The Western Wall is the holiest site where Jews are permitted to pray.

The proposed new railway tunnel and station would form part of an extension of a high-speed line from Tel Aviv that is set to open next year.

Previous Israeli excavation work around the compound behind the Western Wall, known to Muslims as Haram al-Sharif (Noble Sanctuary) and to Jews as Temple Mount, has triggered Palestinian protests.

The UN cultural agency Unesco, which has designated the Old City a World Heritage site, has also expressed concern about tunnelling and excavations.

Mr Katz told the Israeli newspaper Yedioth Ahronoth that the extension of the Tel Aviv-Jerusalem line was the transport ministry’s “most important national project”.

He said he had approved a recommendation by an Israel Railways committee to build a 3km (2-mile) underground tunnel from Binyanei HaUma station in West Jerusalem to the Western Wall, which is in occupied East Jerusalem.

The tunnel would have two stations about 52m (170ft) below ground – “City Centre”, where Jaffa and King George streets intersect – and “Donald Trump, Western Wall”, near an ancient thoroughfare in the Old City’s Jewish Quarter called the Cardo.

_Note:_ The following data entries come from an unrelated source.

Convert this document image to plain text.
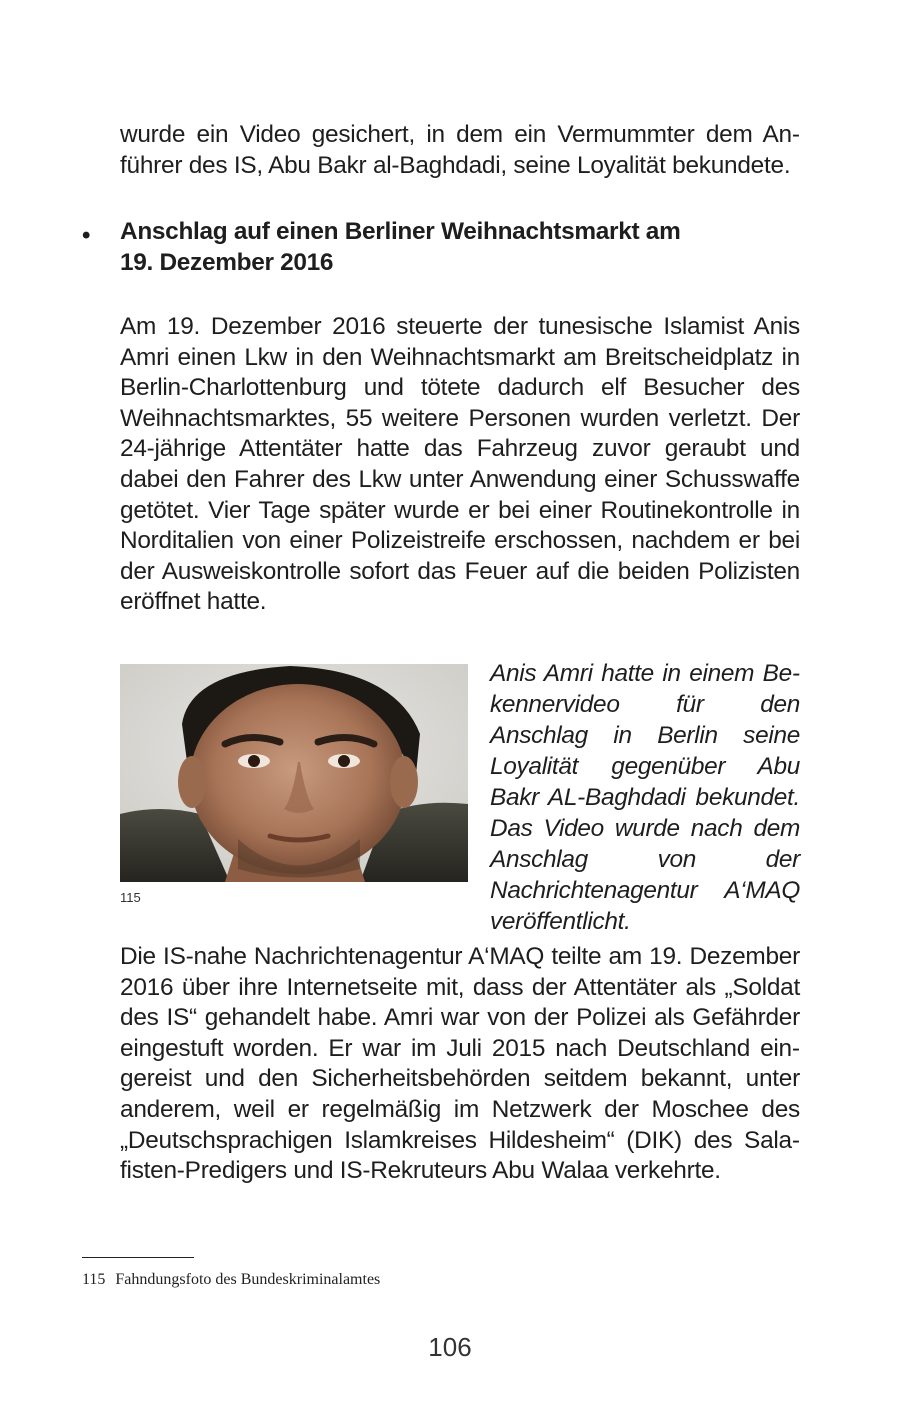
wurde ein Video gesichert, in dem ein Vermummter dem Anführer des IS, Abu Bakr al-Baghdadi, seine Loyalität bekundete.

• Anschlag auf einen Berliner Weihnachtsmarkt am
19. Dezember 2016

Am 19. Dezember 2016 steuerte der tunesische Islamist Anis Amri einen Lkw in den Weihnachtsmarkt am Breitscheidplatz in Berlin-Charlottenburg und tötete dadurch elf Besucher des Weihnachtsmarktes, 55 weitere Personen wurden verletzt. Der 24-jährige Attentäter hatte das Fahrzeug zuvor geraubt und dabei den Fahrer des Lkw unter Anwendung einer Schusswaffe getötet. Vier Tage später wurde er bei einer Routinekontrolle in Norditalien von einer Polizeistreife erschossen, nachdem er bei der Ausweiskontrolle sofort das Feuer auf die beiden Polizisten eröffnet hatte.

115

Anis Amri hatte in einem Bekennervideo für den Anschlag in Berlin seine Loyalität gegenüber Abu Bakr AL-Baghdadi bekundet. Das Video wurde nach dem Anschlag von der Nachrichtenagentur A‘MAQ veröffentlicht.

Die IS-nahe Nachrichtenagentur A‘MAQ teilte am 19. Dezember 2016 über ihre Internetseite mit, dass der Attentäter als „Soldat des IS“ gehandelt habe. Amri war von der Polizei als Gefährder eingestuft worden. Er war im Juli 2015 nach Deutschland eingereist und den Sicherheitsbehörden seitdem bekannt, unter anderem, weil er regelmäßig im Netzwerk der Moschee des „Deutschsprachigen Islamkreises Hildesheim“ (DIK) des Salafisten-Predigers und IS-Rekruteurs Abu Walaa verkehrte.

115 Fahndungsfoto des Bundeskriminalamtes

106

“The Kotel [Western Wall] is the holiest place to the Jewish people, and I have decided to name the train station leading to it after US President Donald Trump, in recognition of his brave and historic decision to recognise Jerusalem as Israel’s capital,” Mr Katz was quoted as saying.

Mr Trump’s declaration earlier this month, as well as his decision to begin preparations to move the US embassy from Tel Aviv to Jerusalem, was condemned by Palestinian leaders and sparked violent protests across the occupied West Bank and the Gaza Strip.

Last week, UN member states voted decisively at the General Assembly in favour of a resolution effectively calling the US declaration “null and void” and demanding it be cancelled.

The US rejected the resolution, saying it was merely exercising its rights as a sovereign nation, and threatened to cut financial aid to countries who voted for it.

The status of Jerusalem goes to the heart of the Israeli-Palestinian conflict.

Israel regards Jerusalem as its “eternal and undivided” capital, while the Palestinians claim East Jerusalem – occupied by Israel in the 1967 Middle East war – as the capital of a future state.

Israeli sovereignty over Jerusalem has never been recognised internationally, and according to the 1993 Israel-Palestinian peace accords, the final status of Jerusalem is meant to be discussed in the latter stages of peace talks.

Since 1967, Israel has built a dozen settlements, home to about 200,000 Jews, in East Jerusalem. These are considered illegal under international law, though Israel disputes this.